Car wage talks move up a gear Don’t hide behind economy – Numsa
THE battle lines have been drawn in the automotive industry as employers square up against labour for what is expected to be robust wage negotiations. With the Eastern Cape being home to four of the major manufacturers in South Africa – Volkswagen, General Motors, Ford and Mercedes-Benz – and scores of automotive suppliers, thousands of workers in the province will be among the more than 31 000 across the country who will be affected by the outcome of the talks.
Key elements in this year’s negotiations are National Union of Metalworkers of SA (Numsa) demands for a one-year agreement, a 20% pay hike and the creation of a “mega” bargaining forum through the inclusion of employees in related sectors, such as refineries.
Negotiations between the parties got under way at the Motor Industry Bargaining Council on Tuesday.
Today, the parties are expected to thrash out the finer details of what each wants.
The main role-players include the Automobile Manufacturers’ Employers Organisation (Ameo), which represents employers at all the major original equipment manufacturers, and labour representative Numsa.
Union general secretary Irvin Jim said workers should not have to pay for the global economic crisis.
“While we appreciate that the economy is bad, employers cannot hide behind the economic crisis,” he said.
Jim said in addition to its base demands, the organisation had a number of other demands that would be tabled as part of the negotiations, including that manufacturers would not shift production to neighbouring countries.
He said Numsa was seeking constructive negotiations which were not at the expense of workers.
“We will stick to our demand for a one-year agreement,” he said.
“If there are counter-offers on the agreement duration or any of the other issues, we will listen.
“While it is still early days, indications are that the negotiations will be a very robust process.”
On the contentious issue of strike action, Jim said the option remained on the table for Numsa.

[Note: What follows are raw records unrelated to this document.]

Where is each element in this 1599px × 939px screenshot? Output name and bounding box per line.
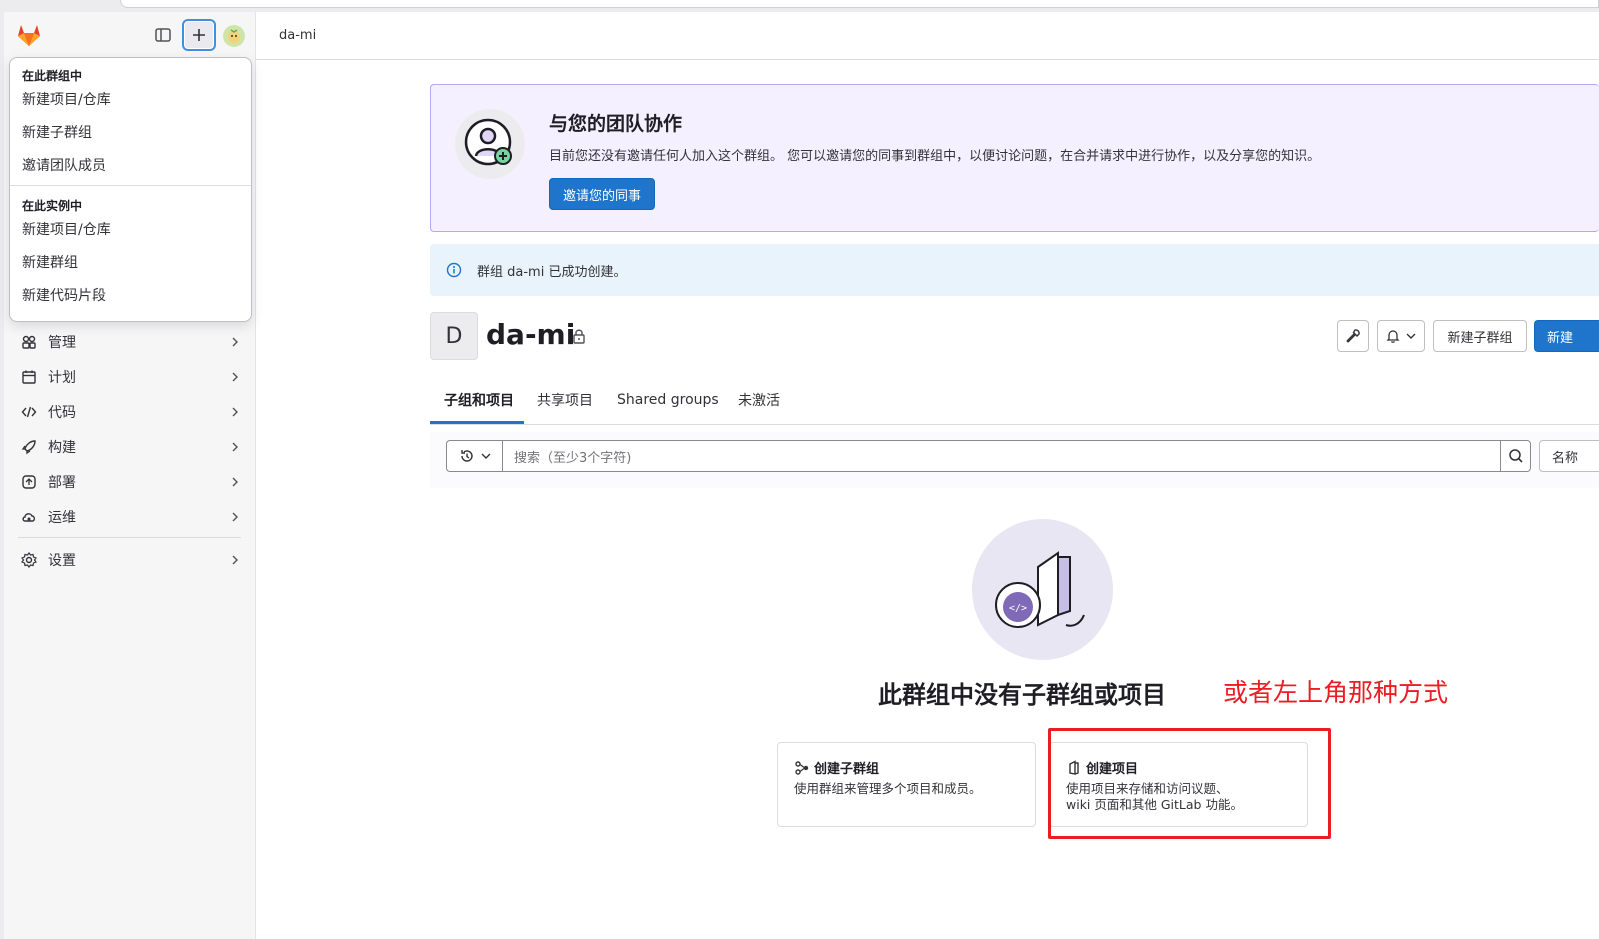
- sidebar-item-manage[interactable]: 管理: [4, 324, 255, 359]
- active-tab-indicator: [430, 421, 524, 424]
- create-subgroup-card[interactable]: 创建子群组 使用群组来管理多个项目和成员。: [777, 742, 1036, 827]
- cloud-icon: [20, 508, 38, 526]
- tab-subgroups-projects[interactable]: 子组和项目: [444, 377, 514, 423]
- code-icon: [20, 403, 38, 421]
- gitlab-logo-icon[interactable]: [16, 22, 42, 48]
- invite-colleagues-button[interactable]: 邀请您的同事: [549, 178, 656, 210]
- sidebar-header: [4, 12, 255, 60]
- sidebar-divider: [18, 537, 241, 538]
- success-alert: 群组 da-mi 已成功创建。: [430, 244, 1599, 296]
- chevron-right-icon: [232, 512, 238, 521]
- top-bar: da-mi: [256, 12, 1599, 60]
- create-new-button[interactable]: [182, 19, 216, 51]
- history-icon: [460, 450, 473, 462]
- info-icon: [446, 262, 462, 278]
- annotation-highlight-box: [1048, 728, 1331, 839]
- group-header: D da-mi 新建子群组 新建: [430, 312, 1599, 360]
- dropdown-item-new-snippet[interactable]: 新建代码片段: [10, 280, 251, 313]
- card-description: 使用群组来管理多个项目和成员。: [794, 781, 982, 796]
- search-icon: [1508, 449, 1523, 463]
- group-name: da-mi: [486, 318, 576, 351]
- notifications-dropdown[interactable]: [1377, 320, 1425, 352]
- settings-wrench-button[interactable]: [1337, 320, 1369, 352]
- chevron-right-icon: [232, 555, 238, 564]
- sidebar-item-label: 部署: [48, 474, 76, 491]
- search-button[interactable]: [1500, 440, 1531, 472]
- wrench-icon: [1346, 329, 1360, 343]
- sidebar-item-plan[interactable]: 计划: [4, 359, 255, 394]
- new-project-button[interactable]: 新建: [1534, 320, 1599, 352]
- sidebar-nav: 管理 计划 代码 构建 部署 运维 设置: [4, 324, 255, 577]
- dropdown-item-new-project[interactable]: 新建项目/仓库: [10, 84, 251, 117]
- new-subgroup-button[interactable]: 新建子群组: [1433, 320, 1527, 352]
- dropdown-item-new-subgroup[interactable]: 新建子群组: [10, 117, 251, 150]
- sidebar-item-build[interactable]: 构建: [4, 429, 255, 464]
- dropdown-divider: [10, 185, 251, 186]
- rocket-icon: [20, 438, 38, 456]
- sidebar-item-label: 管理: [48, 334, 76, 351]
- subgroup-icon: [795, 760, 809, 775]
- search-history-dropdown[interactable]: [446, 440, 503, 472]
- dropdown-section-heading: 在此实例中: [22, 199, 83, 213]
- chevron-right-icon: [232, 372, 238, 381]
- sidebar-toggle-icon[interactable]: [154, 26, 172, 44]
- annotation-text: 或者左上角那种方式: [1223, 678, 1449, 707]
- chevron-right-icon: [232, 407, 238, 416]
- deploy-icon: [20, 473, 38, 491]
- main-content: da-mi 与您的团队协作 目前您还没有邀请任何人加入这个群组。 您可以邀请您的…: [256, 12, 1599, 939]
- tab-shared-groups[interactable]: Shared groups: [617, 377, 719, 423]
- sidebar-item-code[interactable]: 代码: [4, 394, 255, 429]
- plus-icon: [193, 29, 205, 41]
- project-illustration-icon: </>: [995, 551, 1085, 628]
- chevron-right-icon: [232, 477, 238, 486]
- invite-description: 目前您还没有邀请任何人加入这个群组。 您可以邀请您的同事到群组中，以便讨论问题，…: [549, 149, 1321, 164]
- card-title: 创建子群组: [794, 758, 1019, 777]
- create-new-dropdown: 在此群组中 新建项目/仓库 新建子群组 邀请团队成员 在此实例中 新建项目/仓库…: [9, 57, 252, 322]
- avatar-face-icon: [228, 29, 240, 43]
- sort-dropdown[interactable]: 名称: [1539, 440, 1599, 472]
- tab-shared-projects[interactable]: 共享项目: [537, 377, 593, 423]
- group-tabs: 子组和项目 共享项目 Shared groups 未激活: [430, 377, 1599, 425]
- sidebar-item-deploy[interactable]: 部署: [4, 464, 255, 499]
- bell-icon: [1386, 330, 1400, 343]
- chevron-right-icon: [232, 337, 238, 346]
- filter-bar: 搜索（至少3个字符) 名称: [430, 432, 1599, 488]
- user-add-icon: [464, 118, 512, 166]
- breadcrumb[interactable]: da-mi: [279, 28, 316, 43]
- chevron-down-icon: [481, 453, 490, 459]
- invite-title: 与您的团队协作: [549, 113, 683, 135]
- card-title-text: 创建子群组: [814, 762, 880, 777]
- sidebar-item-operate[interactable]: 运维: [4, 499, 255, 534]
- sidebar-item-settings[interactable]: 设置: [4, 542, 255, 577]
- dropdown-item-invite-members[interactable]: 邀请团队成员: [10, 150, 251, 183]
- sidebar-item-label: 计划: [48, 369, 76, 386]
- calendar-icon: [20, 368, 38, 386]
- empty-state-title: 此群组中没有子群组或项目: [878, 681, 1166, 709]
- svg-text:</>: </>: [1009, 603, 1027, 614]
- invite-banner: 与您的团队协作 目前您还没有邀请任何人加入这个群组。 您可以邀请您的同事到群组中…: [430, 84, 1599, 232]
- chevron-down-icon: [1406, 333, 1416, 339]
- chevron-right-icon: [232, 442, 238, 451]
- browser-tab-edge: [120, 0, 1599, 8]
- gear-icon: [20, 551, 38, 569]
- alert-text: 群组 da-mi 已成功创建。: [477, 264, 627, 280]
- sidebar-item-label: 代码: [48, 404, 76, 421]
- users-icon: [20, 333, 38, 351]
- browser-strip: [0, 0, 1599, 12]
- user-avatar[interactable]: [223, 25, 245, 47]
- sidebar-item-label: 设置: [48, 552, 76, 569]
- sidebar-item-label: 构建: [48, 439, 76, 456]
- dropdown-section-heading: 在此群组中: [22, 69, 83, 83]
- empty-state-illustration: </>: [972, 519, 1113, 660]
- invite-illustration: [455, 109, 525, 179]
- dropdown-item-new-group[interactable]: 新建群组: [10, 247, 251, 280]
- dropdown-item-new-project-instance[interactable]: 新建项目/仓库: [10, 214, 251, 247]
- sidebar-item-label: 运维: [48, 509, 76, 526]
- group-avatar: D: [430, 312, 478, 360]
- search-input[interactable]: 搜索（至少3个字符): [502, 440, 1501, 472]
- tab-inactive[interactable]: 未激活: [738, 377, 780, 423]
- lock-icon: [573, 329, 585, 344]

“The possibility of any strike action will depend on the cooperation by the employers,” he said.
“Strike action is always a last resort.”
The start of the bargaining comes amid challenging conditions in the economy and the automotive industry and ahead of the expiry of the existing three-year labour agreements at the end of August.
Ameo chief negotiator Thapelo Molapo said while the parties had exchanged official demands and proposals on Tuesday, both sides had now also concluded the process of clarifying and motivating the demands and proposals.
“The negotiations are expected to be concluded efficiently,” Molapo said.
“Both parties are guided by, and follow, a clear and robust set of rules.”
He would not comment on Numsa’s demand for a one-year agreement.
“The industry has negotiated multi-year agreements for the past two decades,” Molapo said.
“The duration of the agreement is an outcome of negotiations and is based on consensus between the parties.”
He said Ameo anticipated that the negotiations would be concluded without any instability or disruption to production.
Asked about fears raised by manufacturers that any strike action may be compounded by secondary strikes in downstream businesses, Molapo said: “Given the intercon-
nectedness of our industry to global auto manufacturing, the significance of the negotiations cannot be overstated.”
Motor Industry Bargaining Council general secretary Tom Mkhwanazi said he believed employers and unions would find common ground and avoid a strike this year.
When Numsa declared a dispute over wage negotiations in 2013, the industry contended with more than eight weeks of back-to-back strikes, resulting in the loss of R11.6-billion in production.
Volkswagen South Africa managing director Thomas Schafer warned last month that the industry was at a crossroads and any labour instability – such as that in 2010 and in 2013 – would damage its international reputation and could be devastating for the industry.
“Production is going very well here in Uitenhage, but hangs in the balance, particularly with regard to import and export costs,” Schafer said.
“It is very important to maintain the balance and avoid instability.”
The start of the negotiations coincides with a General Motors SA (GMSA) announcement that it is revising its production schedule for this year.
It said last week it was in discussions with staff over voluntary separation and early retirement to reduce its 1 800-strong workforce.
GMSA spokeswoman for the company’s Africa and Middle East regions, Denise van Huyssteen, cited the economic weakness in key sub-Saharan African markets, which had led to a significant decline in new vehicle volumes in those markets and in South Africa.
“As a result, we have no option but to revise our production schedule,” she said.
“We are therefore working with key stakeholders to consider all alternatives.”
While upbeat about prospects for vehicle exports from South Africa, the National Association of Automobile Manufacturers of SA (Naamsa) noted that the overall outlook for this year was unfavourable.
This was because of the difficult economic environment, low growth prospects, the likelihood of new vehicle price increases being above inflation, and possible further interest rate hikes.
Naamsa said it expected demand in the new car market to decline by about 9% in volume terms and new commercial vehicles by about 5%.
“Domestic economic growth is set to remain constrained in 2016 and into 2017,” it said.
Nelson Mandela Bay Business Chamber chief executive Kevin Hustler said members trusted that the parties involved in the automotive wage negotiations would reach a speedy agreement.